A mitologia grega nos remete ao conceito de mito como uma narrativa de conquistas e glórias sobre deuses ou heróis. Uma fábula fantástica mitológica, assim, envolveria a alegoria de um personagem de invejáveis virtudes, que talharia seu nome na história através de grandes feitos realizados em vida. Em 2018, o povo brasileiro encarnou o conceito de mito em uma figura pública, eleita sob a roupagem de salvador de uma nação perdida em tortuosos descaminhos. Nascia, ali, o principal protagonista de um enredo nada convencional, sobre um país que acabaria relegado a pária internacional. E com centenas de milhares de vidas interrompidas por seu apego a um negacionismo cego.

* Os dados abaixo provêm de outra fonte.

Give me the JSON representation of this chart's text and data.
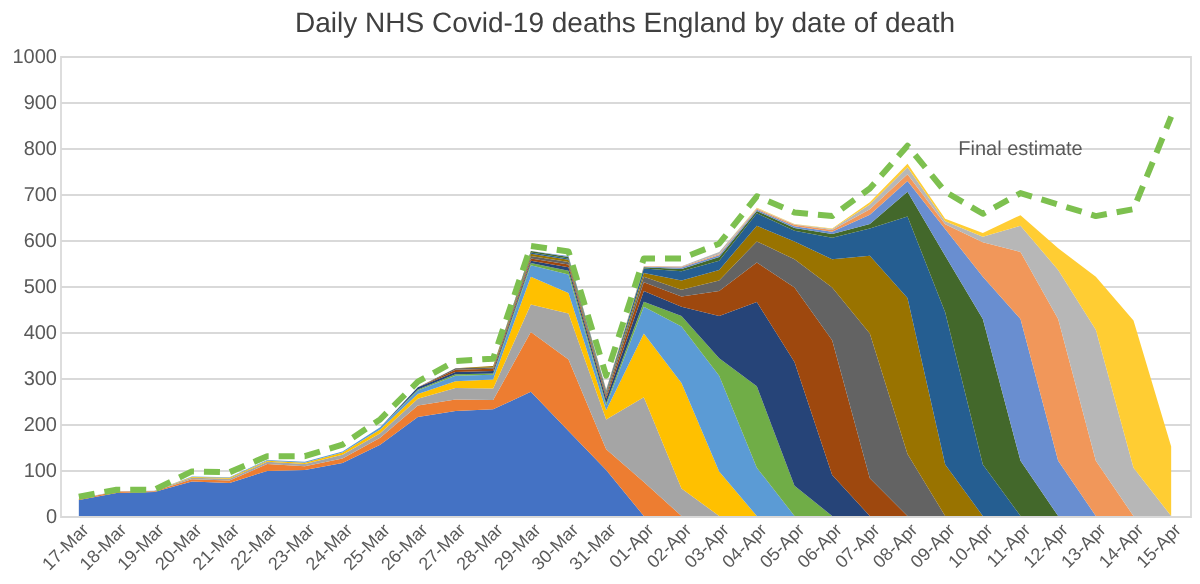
{
  "chart_data": {
    "type": "area",
    "title": "Daily NHS Covid-19 deaths England by date of death",
    "stacked": true,
    "legend": false,
    "grid": "y",
    "categories": [
      "17-Mar",
      "18-Mar",
      "19-Mar",
      "20-Mar",
      "21-Mar",
      "22-Mar",
      "23-Mar",
      "24-Mar",
      "25-Mar",
      "26-Mar",
      "27-Mar",
      "28-Mar",
      "29-Mar",
      "30-Mar",
      "31-Mar",
      "01-Apr",
      "02-Apr",
      "03-Apr",
      "04-Apr",
      "05-Apr",
      "06-Apr",
      "07-Apr",
      "08-Apr",
      "09-Apr",
      "10-Apr",
      "11-Apr",
      "12-Apr",
      "13-Apr",
      "14-Apr",
      "15-Apr"
    ],
    "ylim": [
      0,
      1000
    ],
    "yticks": [
      0,
      100,
      200,
      300,
      400,
      500,
      600,
      700,
      800,
      900,
      1000
    ],
    "series": [
      {
        "color": "#4472c4",
        "values": [
          35,
          50,
          52,
          75,
          72,
          98,
          100,
          115,
          155,
          215,
          228,
          232,
          270,
          185,
          100,
          0,
          0,
          0,
          0,
          0,
          0,
          0,
          0,
          0,
          0,
          0,
          0,
          0,
          0,
          0
        ]
      },
      {
        "color": "#ed7d31",
        "values": [
          2,
          3,
          2,
          5,
          5,
          15,
          8,
          10,
          15,
          25,
          25,
          20,
          130,
          155,
          45,
          74,
          0,
          0,
          0,
          0,
          0,
          0,
          0,
          0,
          0,
          0,
          0,
          0,
          0,
          0
        ]
      },
      {
        "color": "#a5a5a5",
        "values": [
          1,
          1,
          1,
          3,
          4,
          5,
          5,
          8,
          10,
          15,
          25,
          25,
          60,
          100,
          65,
          184,
          60,
          0,
          0,
          0,
          0,
          0,
          0,
          0,
          0,
          0,
          0,
          0,
          0,
          0
        ]
      },
      {
        "color": "#ffc000",
        "values": [
          0,
          0,
          0,
          2,
          2,
          2,
          3,
          5,
          8,
          10,
          15,
          20,
          60,
          45,
          20,
          139,
          229,
          97,
          0,
          0,
          0,
          0,
          0,
          0,
          0,
          0,
          0,
          0,
          0,
          0
        ]
      },
      {
        "color": "#5b9bd5",
        "values": [
          0,
          0,
          0,
          1,
          1,
          2,
          2,
          2,
          5,
          8,
          12,
          10,
          25,
          40,
          10,
          58,
          123,
          208,
          105,
          0,
          0,
          0,
          0,
          0,
          0,
          0,
          0,
          0,
          0,
          0
        ]
      },
      {
        "color": "#70ad47",
        "values": [
          0,
          0,
          0,
          0,
          0,
          0,
          0,
          0,
          0,
          2,
          3,
          3,
          5,
          8,
          5,
          11,
          23,
          38,
          177,
          66,
          0,
          0,
          0,
          0,
          0,
          0,
          0,
          0,
          0,
          0
        ]
      },
      {
        "color": "#264478",
        "values": [
          0,
          0,
          0,
          0,
          0,
          0,
          0,
          0,
          0,
          5,
          5,
          5,
          5,
          8,
          10,
          23,
          20,
          92,
          183,
          269,
          89,
          0,
          0,
          0,
          0,
          0,
          0,
          0,
          0,
          0
        ]
      },
      {
        "color": "#9e480e",
        "values": [
          0,
          0,
          0,
          0,
          0,
          0,
          0,
          0,
          0,
          0,
          5,
          5,
          5,
          6,
          5,
          19,
          22,
          54,
          86,
          162,
          293,
          82,
          0,
          0,
          0,
          0,
          0,
          0,
          0,
          0
        ]
      },
      {
        "color": "#636363",
        "values": [
          0,
          0,
          0,
          0,
          0,
          0,
          0,
          0,
          0,
          0,
          3,
          3,
          5,
          5,
          5,
          12,
          15,
          23,
          46,
          61,
          115,
          315,
          135,
          0,
          0,
          0,
          0,
          0,
          0,
          0
        ]
      },
      {
        "color": "#997300",
        "values": [
          0,
          0,
          0,
          0,
          0,
          0,
          0,
          0,
          0,
          0,
          0,
          3,
          5,
          5,
          3,
          8,
          20,
          23,
          34,
          39,
          61,
          169,
          339,
          112,
          0,
          0,
          0,
          0,
          0,
          0
        ]
      },
      {
        "color": "#255e91",
        "values": [
          0,
          0,
          0,
          0,
          0,
          0,
          0,
          0,
          0,
          0,
          0,
          0,
          3,
          3,
          3,
          10,
          20,
          20,
          27,
          23,
          47,
          59,
          177,
          331,
          112,
          0,
          0,
          0,
          0,
          0
        ]
      },
      {
        "color": "#43682b",
        "values": [
          0,
          0,
          0,
          0,
          0,
          0,
          0,
          0,
          0,
          0,
          0,
          0,
          3,
          3,
          2,
          3,
          5,
          8,
          5,
          6,
          8,
          10,
          54,
          123,
          316,
          120,
          0,
          0,
          0,
          0
        ]
      },
      {
        "color": "#698ed0",
        "values": [
          0,
          0,
          0,
          0,
          0,
          0,
          0,
          0,
          0,
          0,
          0,
          0,
          0,
          2,
          1,
          1,
          3,
          4,
          3,
          4,
          5,
          20,
          23,
          58,
          92,
          308,
          120,
          0,
          0,
          0
        ]
      },
      {
        "color": "#f1975a",
        "values": [
          0,
          0,
          0,
          0,
          0,
          0,
          0,
          0,
          0,
          0,
          0,
          0,
          0,
          0,
          1,
          1,
          2,
          2,
          2,
          3,
          4,
          12,
          15,
          10,
          75,
          146,
          308,
          120,
          0,
          0
        ]
      },
      {
        "color": "#b7b7b7",
        "values": [
          0,
          0,
          0,
          0,
          0,
          0,
          0,
          0,
          0,
          0,
          0,
          0,
          0,
          0,
          0,
          0,
          1,
          5,
          1,
          1,
          2,
          10,
          15,
          7,
          12,
          57,
          107,
          285,
          105,
          0
        ]
      },
      {
        "color": "#ffcd33",
        "values": [
          0,
          0,
          0,
          0,
          0,
          0,
          0,
          0,
          0,
          0,
          0,
          0,
          0,
          0,
          0,
          0,
          0,
          0,
          1,
          1,
          1,
          5,
          8,
          5,
          8,
          23,
          47,
          115,
          320,
          151
        ]
      },
      {
        "type": "line",
        "name": "Final estimate",
        "color": "#7dc04f",
        "line_style": "dashed",
        "values": [
          42,
          57,
          57,
          97,
          95,
          130,
          130,
          155,
          210,
          292,
          337,
          342,
          587,
          575,
          305,
          560,
          560,
          592,
          695,
          660,
          652,
          712,
          805,
          705,
          657,
          702,
          677,
          652,
          667,
          868
        ]
      }
    ]
  }
}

2020 foi um “não ano”. Na guerra contra a pandemia, as desventuras e tragédias foram vitoriosas. Enquanto o planeta assistia atônito à escalada de um vírus mortal, com o alerta ligado para a tomada de providências imediatas, drásticas e impopulares, o Brasil serenamente via seu presidente instaurando uma república caótica, na contramão da história. O resultado não poderia ser outro: quase 300 mil brasileiros mortos em um ano — e esse número não para de crescer. A conta do desprezo pela ciência chegou de mãos dadas com o horror. Algo que, infelizmente, parece longe de acabar.
A cronologia é de escárnio. O governo federal desdenhou da pandemia como se ela não passasse de histeria criada pela mídia e pelos “globalistas”. Essa narrativa delirante foi não apenas abraçada, mas incentivada e propagada em numerosos discursos feitos por um líder aparentemente pouco preocupado com a catástrofe progressiva. A sua serenidade ao confrontar os ditames da ciência, atrelada aos seus esforços em desqualificar o isolamento social e as máscaras, são fatores que, por si sós, seriam suficientes para questionar sua legitimidade no cargo. Porém, no Brasil, é preciso mais do que isso para a remoção de um governante eleito. Afinal, um impeachment tumultuaria a nação. Milhares de mortes evitáveis, não.
Segundo a presidencial voz da razão, o resultado final da pandemia não chegaria a 800 óbitos — muito abaixo dos números do H1N1. O pânico seria uma maneira covarde de encarar o vírus letal. Afinal, quem está na chuva tem mais é que se molhar. Num país de maricas, onde o choro e o mimimi são intermináveis, nada mais justo do que mitificar um ser humano que enaltece a ditadura e se preocupa em aumentar o número de armas, mas não se compadece com os milhares de mortos a cada dia. Sem vacinas, com expectativas aterrorizantes e o colapso na saúde, o Brasil colhe os frutos da criação de seu néscio herói — um Policarpo sem a menor erudição. Essa narrativa tão absurda certamente será encarada com incredulidade pelas gerações futuras. É a mitologia à brasileira, construída com sangue, escárnio e deboche. Só nos resta o luto.
Este texto seria melhor lido ao som de “Le Chant des Partisans”.